"We saw this with the twilight of the Tory years too - only these revelations were more sexy and interesting. Thankfully I don't live in London so I haven't disappeared into the Westminster-media navel-gazing loop that some of y'all live in but doesn't it work something like this: you stay in power too long, you expose yourself to this type of revelation because a) you've made too many enemies, b) as your power visibly fades, those in a position to leak lose any interest in loyalty to their political masters, assuming that they won't be the masters for much longer?"

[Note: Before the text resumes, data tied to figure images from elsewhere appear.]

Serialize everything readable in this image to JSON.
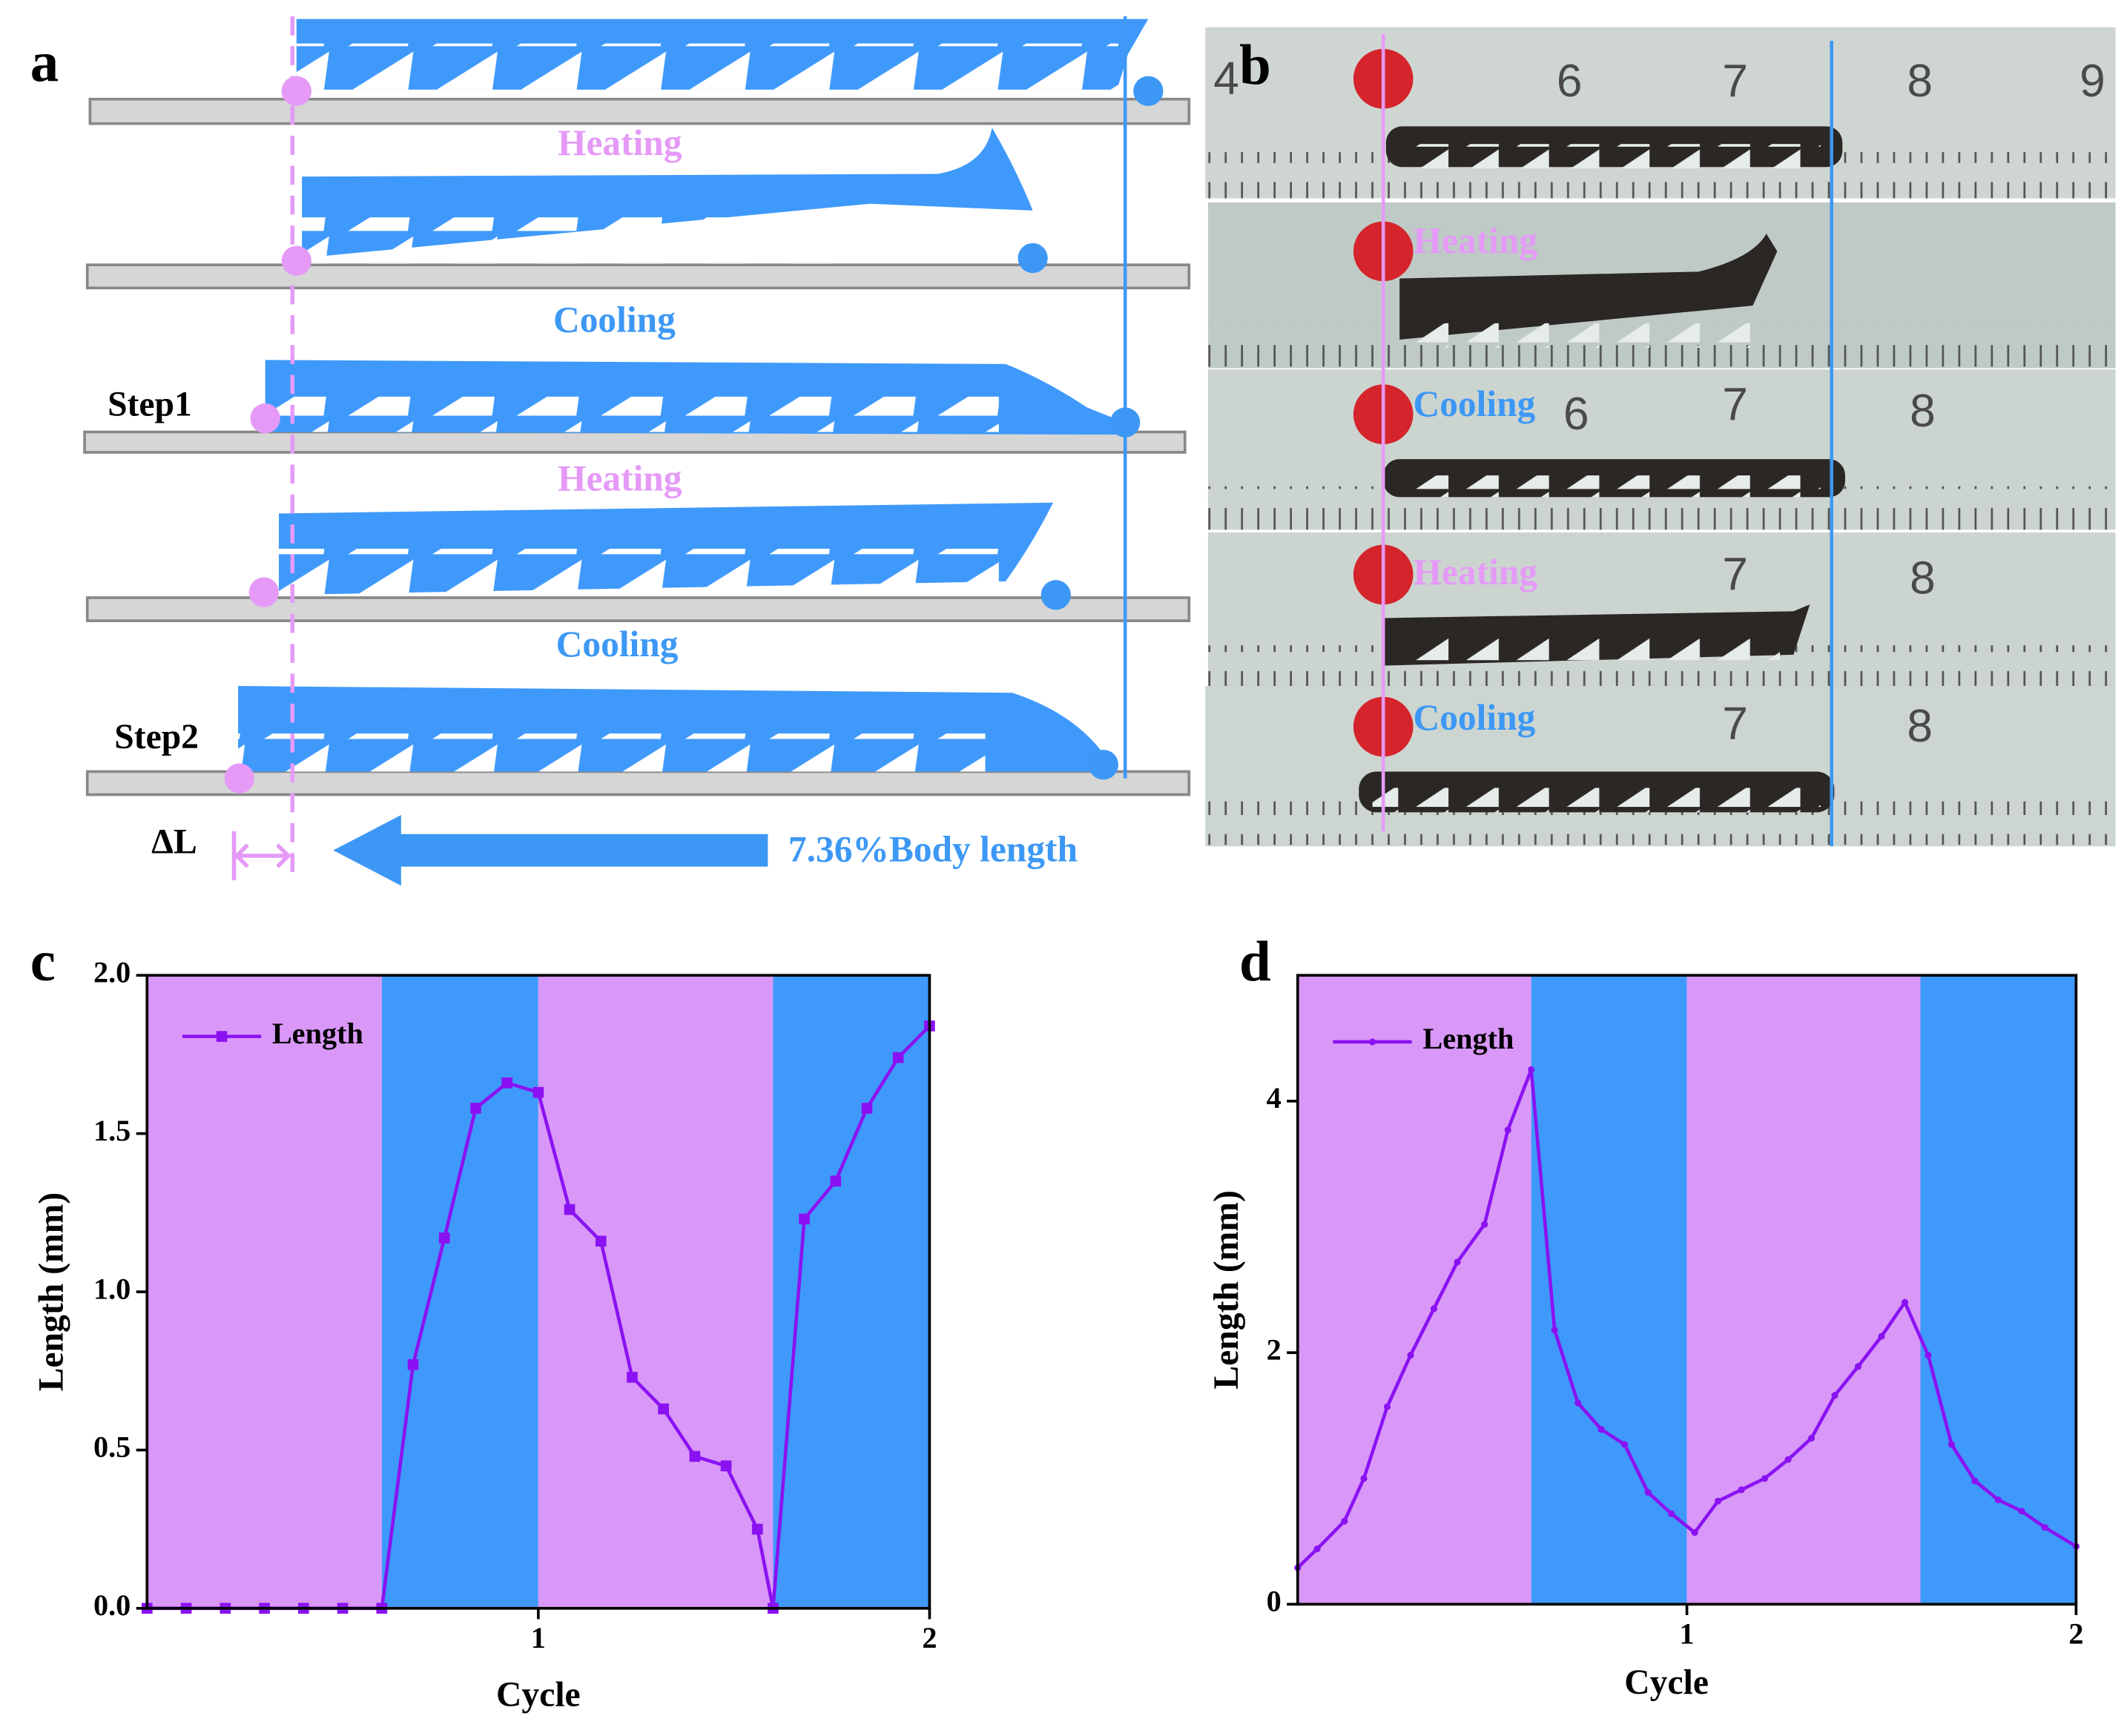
{
  "panel_labels": [
    "a",
    "b",
    "c",
    "d"
  ],
  "diagram_a": {
    "states": [
      "Heating",
      "Cooling",
      "Heating",
      "Cooling"
    ],
    "steps": [
      "Step1",
      "Step2"
    ],
    "delta_label": "ΔL",
    "displacement": "7.36%Body length"
  },
  "photo_b": {
    "ruler_numbers": [
      "4",
      "6",
      "7",
      "8",
      "9"
    ],
    "states": [
      "Heating",
      "Cooling",
      "Heating",
      "Cooling"
    ]
  },
  "chart_data": [
    {
      "type": "line",
      "x_label": "Cycle",
      "y_label": "Length (mm)",
      "xlim": [
        0,
        2
      ],
      "xticks": [
        1,
        2
      ],
      "ylim": [
        0,
        2
      ],
      "yticks": [
        {
          "value": 0,
          "label": "0.0"
        },
        {
          "value": 0.5,
          "label": "0.5"
        },
        {
          "value": 1,
          "label": "1.0"
        },
        {
          "value": 1.5,
          "label": "1.5"
        },
        {
          "value": 2,
          "label": "2.0"
        }
      ],
      "legend": "upper left",
      "bands": [
        {
          "start": 0,
          "end": 0.6,
          "color": "#d998f8"
        },
        {
          "start": 0.6,
          "end": 1.0,
          "color": "#3f99fb"
        },
        {
          "start": 1.0,
          "end": 1.6,
          "color": "#d998f8"
        },
        {
          "start": 1.6,
          "end": 2.0,
          "color": "#3f99fb"
        }
      ],
      "x": [
        0,
        0.1,
        0.2,
        0.3,
        0.4,
        0.5,
        0.6,
        0.68,
        0.76,
        0.84,
        0.92,
        1.0,
        1.08,
        1.16,
        1.24,
        1.32,
        1.4,
        1.48,
        1.56,
        1.6,
        1.68,
        1.76,
        1.84,
        1.92,
        2.0
      ],
      "series": [
        {
          "name": "Length",
          "color": "#8a12f2",
          "marker": "square",
          "values": [
            0,
            0,
            0,
            0,
            0,
            0,
            0,
            0.77,
            1.17,
            1.58,
            1.66,
            1.63,
            1.26,
            1.16,
            0.73,
            0.63,
            0.48,
            0.45,
            0.25,
            0,
            1.23,
            1.35,
            1.58,
            1.74,
            1.84
          ]
        }
      ]
    },
    {
      "type": "line",
      "x_label": "Cycle",
      "y_label": "Length (mm)",
      "xlim": [
        0,
        2
      ],
      "xticks": [
        1,
        2
      ],
      "ylim": [
        0,
        5
      ],
      "yticks": [
        0,
        2,
        4
      ],
      "legend": "upper left",
      "bands": [
        {
          "start": 0,
          "end": 0.6,
          "color": "#d998f8"
        },
        {
          "start": 0.6,
          "end": 1.0,
          "color": "#3f99fb"
        },
        {
          "start": 1.0,
          "end": 1.6,
          "color": "#d998f8"
        },
        {
          "start": 1.6,
          "end": 2.0,
          "color": "#3f99fb"
        }
      ],
      "x": [
        0,
        0.05,
        0.12,
        0.17,
        0.23,
        0.29,
        0.35,
        0.41,
        0.48,
        0.54,
        0.6,
        0.66,
        0.72,
        0.78,
        0.84,
        0.9,
        0.96,
        1.02,
        1.08,
        1.14,
        1.2,
        1.26,
        1.32,
        1.38,
        1.44,
        1.5,
        1.56,
        1.62,
        1.68,
        1.74,
        1.8,
        1.86,
        1.92,
        2.0
      ],
      "series": [
        {
          "name": "Length",
          "color": "#8a12f2",
          "marker": "dot",
          "values": [
            0.29,
            0.44,
            0.66,
            1.0,
            1.57,
            1.98,
            2.35,
            2.72,
            3.02,
            3.77,
            4.25,
            2.18,
            1.6,
            1.39,
            1.27,
            0.89,
            0.72,
            0.57,
            0.82,
            0.91,
            1.0,
            1.15,
            1.32,
            1.66,
            1.89,
            2.13,
            2.4,
            1.98,
            1.27,
            0.98,
            0.83,
            0.74,
            0.61,
            0.46
          ]
        }
      ]
    }
  ]
}
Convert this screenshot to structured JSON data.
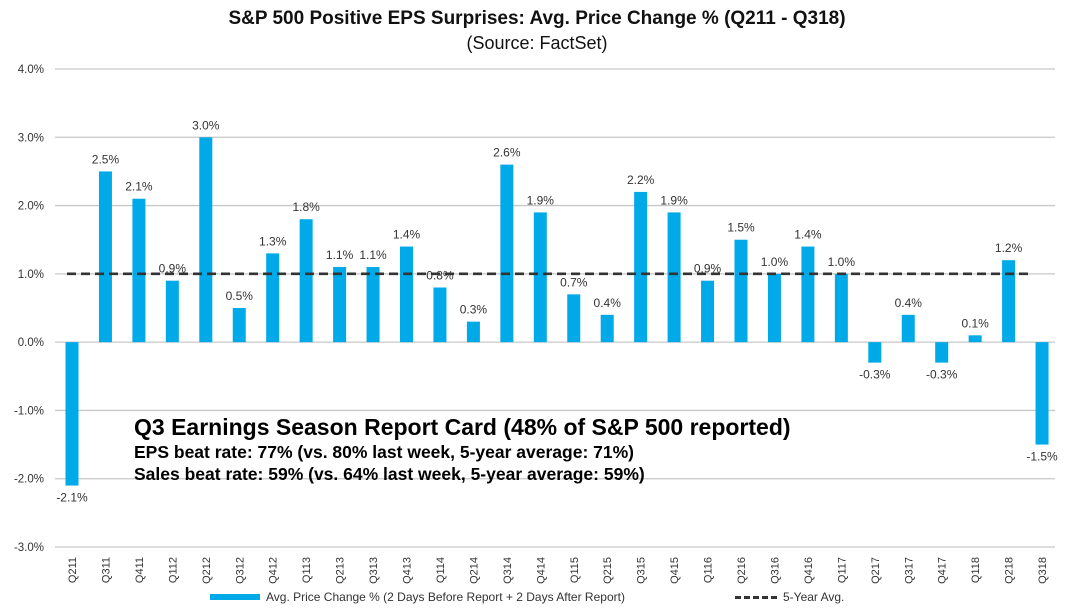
{
  "chart_data": {
    "type": "bar",
    "title": "S&P 500 Positive EPS Surprises: Avg. Price Change % (Q211 - Q318)",
    "subtitle": "(Source: FactSet)",
    "xlabel": "",
    "ylabel": "",
    "ylim": [
      -3.0,
      4.0
    ],
    "yticks": [
      4.0,
      3.0,
      2.0,
      1.0,
      0.0,
      -1.0,
      -2.0,
      -3.0
    ],
    "ytick_labels": [
      "4.0%",
      "3.0%",
      "2.0%",
      "1.0%",
      "0.0%",
      "-1.0%",
      "-2.0%",
      "-3.0%"
    ],
    "grid": true,
    "legend_position": "bottom",
    "categories": [
      "Q211",
      "Q311",
      "Q411",
      "Q112",
      "Q212",
      "Q312",
      "Q412",
      "Q113",
      "Q213",
      "Q313",
      "Q413",
      "Q114",
      "Q214",
      "Q314",
      "Q414",
      "Q115",
      "Q215",
      "Q315",
      "Q415",
      "Q116",
      "Q216",
      "Q316",
      "Q416",
      "Q117",
      "Q217",
      "Q317",
      "Q417",
      "Q118",
      "Q218",
      "Q318"
    ],
    "series": [
      {
        "name": "Avg. Price Change % (2 Days Before Report + 2 Days After Report)",
        "type": "bar",
        "color": "#00a9e8",
        "values": [
          -2.1,
          2.5,
          2.1,
          0.9,
          3.0,
          0.5,
          1.3,
          1.8,
          1.1,
          1.1,
          1.4,
          0.8,
          0.3,
          2.6,
          1.9,
          0.7,
          0.4,
          2.2,
          1.9,
          0.9,
          1.5,
          1.0,
          1.4,
          1.0,
          -0.3,
          0.4,
          -0.3,
          0.1,
          1.2,
          -1.5
        ],
        "labels": [
          "-2.1%",
          "2.5%",
          "2.1%",
          "0.9%",
          "3.0%",
          "0.5%",
          "1.3%",
          "1.8%",
          "1.1%",
          "1.1%",
          "1.4%",
          "0.8%",
          "0.3%",
          "2.6%",
          "1.9%",
          "0.7%",
          "0.4%",
          "2.2%",
          "1.9%",
          "0.9%",
          "1.5%",
          "1.0%",
          "1.4%",
          "1.0%",
          "-0.3%",
          "0.4%",
          "-0.3%",
          "0.1%",
          "1.2%",
          "-1.5%"
        ]
      },
      {
        "name": "5-Year Avg.",
        "type": "line",
        "style": "dashed",
        "color": "#333333",
        "value": 1.0
      }
    ],
    "annotations": [
      "Q3 Earnings Season Report Card (48% of S&P 500 reported)",
      "EPS beat rate: 77% (vs. 80% last week, 5-year average: 71%)",
      "Sales beat rate: 59% (vs. 64% last week, 5-year average: 59%)"
    ]
  },
  "report_card": {
    "title": "Q3 Earnings Season Report Card (48% of S&P 500 reported)",
    "eps_line": "EPS beat rate: 77% (vs. 80% last week, 5-year average: 71%)",
    "sales_line": "Sales beat rate: 59% (vs. 64% last week, 5-year average: 59%)"
  },
  "legend": {
    "bar_label": "Avg. Price Change % (2 Days Before Report + 2 Days After Report)",
    "line_label": "5-Year Avg."
  }
}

I'd go along with that. A few years ago, a political scientist (it's his day-job) I know said to me that politics is a lot more boring and straightforward than you think. His gist was that the public don't care about politics half as much as the political class think they do.
The critical voters - the ones whose change-of-heart decides an election - are often motivated less by any strong feelings about policies or the conduct of the government, and more by a simple decision (taken fairly lightly) that 'it's time for the other lot to have a go'.
I dimly remember another writer (was it Gerry Stoker?) saying something about how there is a fair amount of evidence showing that when you iron out the kinks, governments generally lose 1% of their voters each year as part of the process outlined above and that it's a good thing because their fitness for government wanes as they lose touch with the public.
All of this is, on my part, completely unscientific, but it reflects my prejudices. I mention this because another one of my prejudices is that people who work in politics or write about it, massively magnify the public's response to the subject.
Many times over the past few weeks I've seen politicos and hacks talking about how 'people are furious with us.'
I really don't think this is the case. They are, for the most part, annoyed about something that they don't really care about very much. Those that do say they are furious would be furious anyway. Like Shuggy's republicans who want the Queen opening Parliament in a tracksuit, people who hate politicians in general have placed themselves at the front of an imaginary army Whose Day Has Come.
And on issues like this, newspapers can play a huge role. They can switch the music in a way that will probably benefit UKIP in June (and may have unintended consequence of benefiting the BNP as well).
And while I really think that Gordon Brown's leadership in recent months has been appalling, I similarly doubt if that soap-style narrative that obsesses Westminster types really makes much difference in the long run.
I suspect that, when the dust settles, the over-riding '1% disillusion a year' pattern will continue to assert itself until there is a change of government.
One final thing: I'm firmly of the view that this expenses storm is over-stated, that there is something of a reasonable explanation for a lot of claims that seem superficially evil. There's clearly a culture in Westminster that has grown up over time, and has been actively nurtured by staff in the Fees Office - that has been exposed in a way that reflects very badly on MPs. I'm also of the view that the the whole question of transparency has to be viewed through the filter of it's assynchronous nature - a point that Stephen Fry and George Foulkes makes about journalists and that Tom P regularly makes about company directors and shareholders.
All of that said, some of the fiddles really have pointed to a handful if sleazy shifty bastards who deserve to be chucked out by their constituency parties. Both Labour and the Tories have a few - and I hope they get deselected.
I'd like to see more politicians deselected more often - not on matters of policy, but on their character, their conduct and their willingness to be flexible, conversational and vaguely human.
I'd love the professional politicans - people with no real background outside the Balliol >>> think-tank >>> safe-seat gravy train to get chucked aside and replaced by people with a record of activity in local government and their constituency parties.
Anything that chucks out a few professional politicians will not be entirely a bad thing.